UBC’s Learning Analytics Hackathons offer students an opportunity to work with real learning data (either your own or anonymized data) and explore how analytics can support learning and student success. The next hackathon is coming up in the spring of 2020.
Next Hackathon: Spring 2020
Co-hosted by the Learning Analytics Project, UBC LAVA (Learning Analytics, Visual Analytics), the UBC Canvas API Community (CAPICO), and Sauder Learning Services, the Learning Analytics Hackathons provide an opportunity to work with real data, brainstorm, and then prototype or build tools to address challenges that face students.
More details to come in February 2020.
November 2019: Learning Analytics Hackathon
Event recap and video coming soon!
March 2019: Learning Analytics + Canvas API Hackathon
UBC held its fifth learning analytics hackathon on March 29 and 30, giving students experience analyzing and visualizing educational data while exploring the emerging field of learning analytics.
The two-day event kicked off with a design-thinking workshop focused on encouraging students to reflect on their experiences at UBC and the problems they’d like to tackle using data. On day two, students were offered workshops that took them through each stage of a data analytics project, learning how to extract, analyze, and visualize data in a way that would be useful to other students. Students had the option of working with their own personal data from Canvas — UBC’s online learning platform — or data from a course created specifically for the Hackathon.
October 2018: Learning Analytics + Canvas API Hackathon
UBC’s Canvas API Hackathon took place on October 27 and 28, 2018, with more than 100 students signing up to spend their weekend creating apps and dashboards for Canvas — UBC’s new online learning platform.
The Hackathon gave students the chance to learn about and explore the Canvas API (application program interface), which allows users to write programs to interact with Canvas.
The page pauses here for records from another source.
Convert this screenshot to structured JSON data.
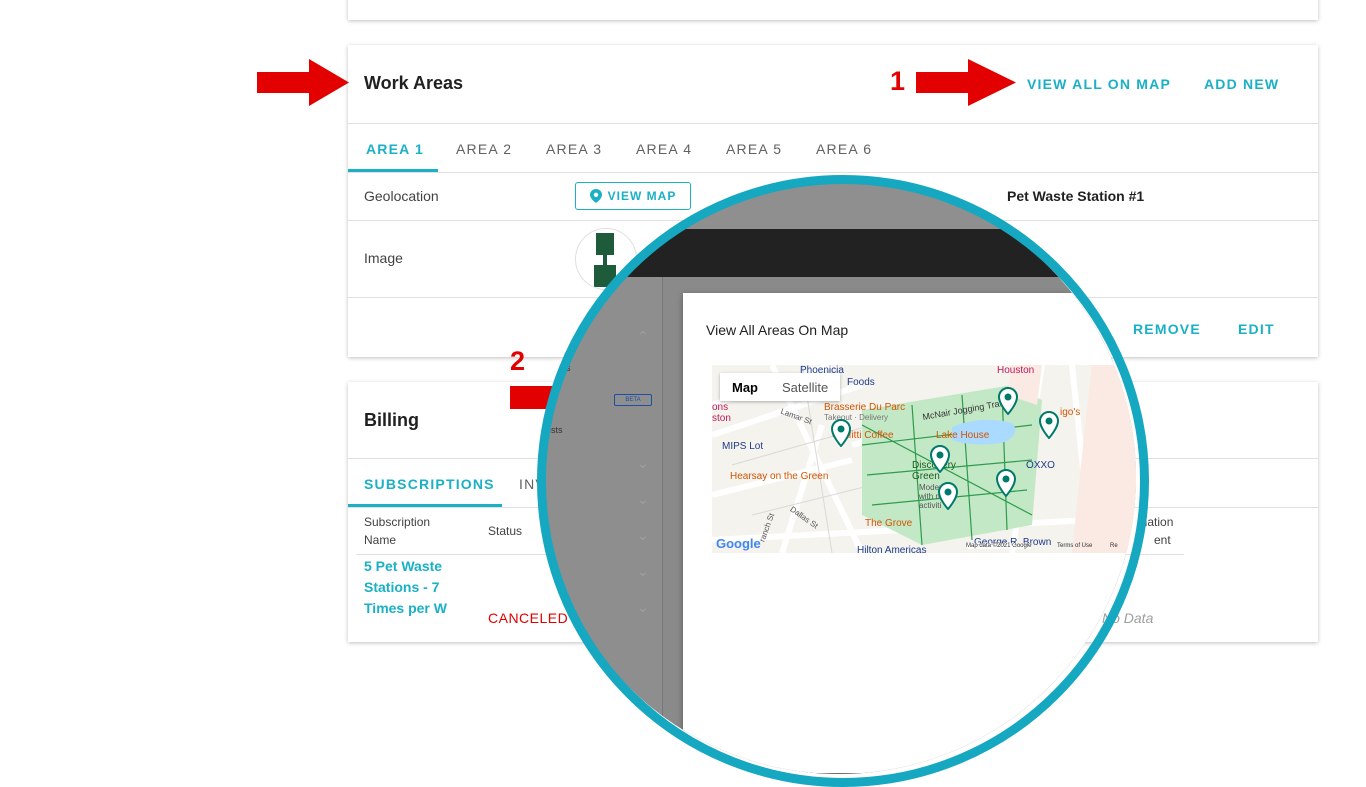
{
  "work_areas": {
    "title": "Work Areas",
    "view_all_on_map": "VIEW ALL ON MAP",
    "add_new": "ADD NEW",
    "tabs": [
      "AREA 1",
      "AREA 2",
      "AREA 3",
      "AREA 4",
      "AREA 5",
      "AREA 6"
    ],
    "geolocation_label": "Geolocation",
    "view_map_button": "VIEW MAP",
    "station_name": "Pet Waste Station #1",
    "image_label": "Image",
    "remove": "REMOVE",
    "edit": "EDIT"
  },
  "billing": {
    "title": "Billing",
    "tabs": [
      "SUBSCRIPTIONS",
      "INV"
    ],
    "columns": {
      "subscription_name": "Subscription Name",
      "status": "Status",
      "termination": "ination",
      "termination_line2": "ent"
    },
    "rows": [
      {
        "name": "5 Pet Waste Stations - 7 Times per W",
        "status": "CANCELED",
        "termination": "No Data"
      }
    ]
  },
  "annotations": {
    "step1": "1",
    "step2": "2"
  },
  "dialog": {
    "title": "View All Areas On Map",
    "map_type_map": "Map",
    "map_type_satellite": "Satellite",
    "sidebar_badge": "BETA",
    "sidebar_text_1": "s",
    "sidebar_text_2": "ests"
  },
  "map_labels": {
    "phoenicia": "Phoenicia",
    "foods": "Foods",
    "houston": "Houston",
    "brasserie": "Brasserie Du Parc",
    "takeout_delivery": "Takeout · Delivery",
    "mcnair": "McNair Jogging Trail",
    "amigos": "igo's",
    "grafitti": "Grafitti Coffee",
    "lake_house": "Lake House",
    "mips": "MIPS Lot",
    "discovery": "Discovery Green",
    "oxxo": "OXXO",
    "hearsay": "Hearsay on the Green",
    "modern": "Modern with m activiti",
    "the_grove": "The Grove",
    "george_brown": "George R. Brown",
    "hilton": "Hilton Americas",
    "lamar": "Lamar St",
    "dallas": "Dallas St",
    "ranch": "ranch St",
    "ons": "ons",
    "ston": "ston",
    "google": "Google",
    "map_data": "Map data ©2021 Google",
    "terms": "Terms of Use",
    "report": "Re"
  },
  "colors": {
    "accent": "#1ab0c6",
    "ring": "#15a8c0",
    "arrow": "#e30000",
    "pin": "#00796b",
    "park": "#c3e8c6"
  }
}
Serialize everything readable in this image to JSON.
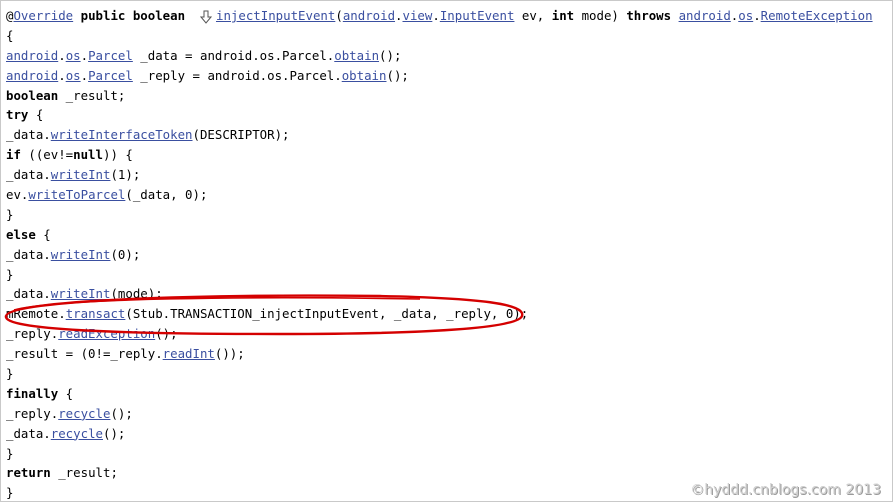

Over the course of the weekend, students also designed and built tools for other students using the Canvas API.
March 2018: Learning Analytics Hackathon 3.0
Do UBC students need a Tinder-style app that “matches” them with possible research topics? How can we design tools that help students know if they’re on track to succeed in an online course? On March 10 and 11, students, researchers and instructors came together for the Learning Analytics Hackathon 3.0 to brainstorm and prototype tools to address these types of questions.
The event attracted more than 100 participants who had the chance to work with open learning data from Harvard and the Open University (UK).
January 2017: Learning Analytics Hackathon 2.0
In January 2017, the Institute for the Scholarship of Teaching and Learning and the Learning Analytics Visual Analytics group hosted Hackathon 2.0.
The event was an opportunity for like-minded people to meet and share their passion for data analysis. The hackathon was also aimed at raising the profile and visibility of learning analytics. Learning research data can give instructors feedback about their teaching approaches and resources, and how they’re working in their classrooms. It can inform departments about why certain classes are more popular than others and thus support planning at the program level.
October 2015: UBC’s First Learning Analytics Hackathon
In October 2015, the Learning Analytics Visual Analytics (LAVA) group held the first ever learning analytics hackathon at UBC. Participants with a wide range of backgrounds and expertise applied a variety of approaches to analyzing learning-related data. Some used classroom observation data to better understand how learning unfolds, while others used data from a learning management system to identify patterns in how learners use available materials.
According to Leah Macfadyen, program director of Evaluation and Learning Analytics at the Faculty of Arts, the idea for the hackathon came about in one of the group’s weekly meetings, after a member brought in a large data set and asked for help. The group had a lot of fun tossing around ideas about how to analyze the data and how to best present the results. The outcome was so successful that the group wondered, “Why not make it bigger? Why not have a hackathon?”